Recul généralisé, concurrence accrue, mais certaines filières continuent d’embaucher. Faut-il s’y accrocher ou changer de cap ?
Intérim : un secteur sous pression, mais toujours utile pour rebondir
Un badge autour du cou, des chaussures de sécurité aux pieds. 6h45, Alexandre attend devant le portail de l’usine. Pour lui, l’intérim n’est pas un choix par défaut : c’est une chance de remettre un pied dans le monde du travail. Mais ces missions se raréfient. En 2024, le nombre de postes en intérim a reculé de 7,3 %, selon Prism’emploi. Et la tendance reste négative en ce début 2025.

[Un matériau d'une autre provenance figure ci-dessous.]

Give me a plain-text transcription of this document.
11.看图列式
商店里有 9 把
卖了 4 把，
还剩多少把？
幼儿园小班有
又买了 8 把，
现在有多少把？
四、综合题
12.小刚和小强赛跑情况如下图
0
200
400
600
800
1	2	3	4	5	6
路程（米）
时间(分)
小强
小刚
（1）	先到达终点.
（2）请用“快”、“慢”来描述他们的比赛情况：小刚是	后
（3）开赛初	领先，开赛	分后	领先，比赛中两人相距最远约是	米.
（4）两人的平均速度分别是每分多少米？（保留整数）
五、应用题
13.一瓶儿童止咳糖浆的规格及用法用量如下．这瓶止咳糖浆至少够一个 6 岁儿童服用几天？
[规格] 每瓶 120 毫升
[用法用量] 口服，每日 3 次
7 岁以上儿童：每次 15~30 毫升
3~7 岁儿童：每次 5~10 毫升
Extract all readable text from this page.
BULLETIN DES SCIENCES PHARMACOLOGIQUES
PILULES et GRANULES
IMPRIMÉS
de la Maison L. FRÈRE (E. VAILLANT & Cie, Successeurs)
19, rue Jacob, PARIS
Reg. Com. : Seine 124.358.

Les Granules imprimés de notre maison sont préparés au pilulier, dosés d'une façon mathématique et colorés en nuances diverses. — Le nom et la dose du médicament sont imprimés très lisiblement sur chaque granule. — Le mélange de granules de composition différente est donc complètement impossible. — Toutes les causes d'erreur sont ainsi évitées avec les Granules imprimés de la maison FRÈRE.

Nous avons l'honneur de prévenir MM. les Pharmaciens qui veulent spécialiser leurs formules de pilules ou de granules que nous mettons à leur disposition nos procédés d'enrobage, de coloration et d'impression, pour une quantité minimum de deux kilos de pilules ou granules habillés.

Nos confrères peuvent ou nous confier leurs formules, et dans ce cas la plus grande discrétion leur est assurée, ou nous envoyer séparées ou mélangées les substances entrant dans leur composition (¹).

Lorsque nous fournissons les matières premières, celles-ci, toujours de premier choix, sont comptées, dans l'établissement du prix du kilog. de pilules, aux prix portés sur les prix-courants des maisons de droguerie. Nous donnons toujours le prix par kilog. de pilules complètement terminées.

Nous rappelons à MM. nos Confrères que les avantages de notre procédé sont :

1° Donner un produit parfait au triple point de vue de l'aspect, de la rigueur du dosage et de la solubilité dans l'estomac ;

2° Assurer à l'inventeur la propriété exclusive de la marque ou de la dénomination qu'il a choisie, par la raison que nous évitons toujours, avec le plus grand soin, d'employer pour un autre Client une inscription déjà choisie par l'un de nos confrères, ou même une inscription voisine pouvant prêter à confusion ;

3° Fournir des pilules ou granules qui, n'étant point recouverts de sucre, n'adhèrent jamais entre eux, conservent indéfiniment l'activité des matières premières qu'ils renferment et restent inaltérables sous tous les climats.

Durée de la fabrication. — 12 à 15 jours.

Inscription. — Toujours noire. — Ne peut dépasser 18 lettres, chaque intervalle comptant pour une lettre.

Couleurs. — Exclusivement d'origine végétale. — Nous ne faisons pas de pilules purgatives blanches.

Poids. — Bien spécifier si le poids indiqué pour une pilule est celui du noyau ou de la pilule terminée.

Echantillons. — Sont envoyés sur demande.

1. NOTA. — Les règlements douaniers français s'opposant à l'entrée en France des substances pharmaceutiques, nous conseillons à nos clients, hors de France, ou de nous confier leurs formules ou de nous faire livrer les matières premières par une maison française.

Concurrence des micro-entrepreneurs, faiblesse de la consommation, climat politique incertain : les freins sont nombreux. Gilles Lafon, président de Prism’emploi, évoque un recul homogène de l’intérim, aggravé par la chute du gouvernement de Michel Barnier. Résultat : moins d’investissements, moins d’embauches, y compris temporaires.
Face à cette conjoncture tendue, les agences d’emploi restent des alliées pour repérer les opportunités locales. Randstad à Grenoble accompagne par exemple les candidats dans une région particulièrement touchée par la baisse (-10,9 % d’après les données de février 2025). Un appui utile pour identifier les rares gisements d’emplois qui tiennent encore.
Quels sont les secteurs qui embauchent encore en intérim ?
L’intérim se contracte, mais certains secteurs résistent mieux que d’autres si l’on analyse les derniers chiffres du Baromètre Prism’Emploi. L’industrie, qui représente encore 37,8 % des effectifs en février 2025, affiche une baisse contenue (-5 %). Le BTP suit une trajectoire similaire, avec un recul limité à -5,6 %. Dans ces deux secteurs, qui pèsent pour 57% des effectifs intérimaires, la demande reste présente, notamment pour des profils d’ouvriers qualifiés ou non qualifiés.
À l’inverse, les services (23,6% des postes) et le commerce (8,7% des postes) sont plus touchés (-7,7 % et -7,8 % respectivement), avec une contraction marquée dans les postes administratifs ou de vente. Quant au transport et à la logistique, la situation est alarmante : -16,6 % en un an. Les activités de poste et de courrier subissent la plus forte baisse de la filière.
Autre point notable : les catégories socioprofessionnelles ne sont pas toutes touchées au même niveau. Les ouvriers non qualifiés voient leurs missions reculer de seulement 2,9 %, contre -16,5 % pour les employés et -11 % pour les cadres.
Où chercher : l’impact géographique et les pistes locales
Le repli de l’intérim concerne toutes les régions françaises, mais avec des amplitudes variables. L’Auvergne-Rhône-Alpes, qui concentre 13,6 % des effectifs intérimaires, enregistre un recul de 10,9 %. L’Île-de-France, qui compte 16,1% des effectifs, suit avec -9,7 %. À l’autre bout de l’échelle, la PACA et la Bourgogne-Franche-Comté limitent les dégâts avec des baisses inférieures à 4 %.
Mais au-delà des chiffres, ce sont les dynamiques locales qui comptent. Dans certaines zones industrielles, le besoin de renfort ponctuel reste bien réel. Les agences implantées localement ou spécialisées dans certaines métiers comme le BTP ou le transport peuvent identifier les besoins spécifiques des entreprises, même dans un contexte baissier. Un suivi de proximité reste souvent plus efficace qu’une simple veille en ligne.
Vers un rôle stratégique du travail temporaire
Le CDI intérimaire, qui avait suscité de l’espoir ces dernières années, marque le pas. En février 2025, il ne concerne plus que 45 800 équivalents temps plein, soit 7 % des effectifs. La baisse est nette, particulièrement dans les régions comme PACA ou l’Île-de-France, où ce contrat reste marginal.
Pour rester dans la course, les agences misent sur la formation et la montée en compétences. De son côté, Prism’emploi croit dans les chances de l’intérim pour répondre aux enjeux des entreprises : « le travail temporaire s’affirme comme une réponse adaptée aux défis du marché de l’emploi et une solution durable pour l’insertion professionnelle. »
Pour l’organisation professionnelle des entreprises de travail temporaire et de recrutement, « le secteur pourra jouer un rôle moteur dans l’accompagnement de l’emploi. » Mais cela passera d’abord par un assouplissement de certaines contraintes réglementaires, un renfort des dispositifs de formation et une valorisation du « rôle stratégique du travail temporaire ».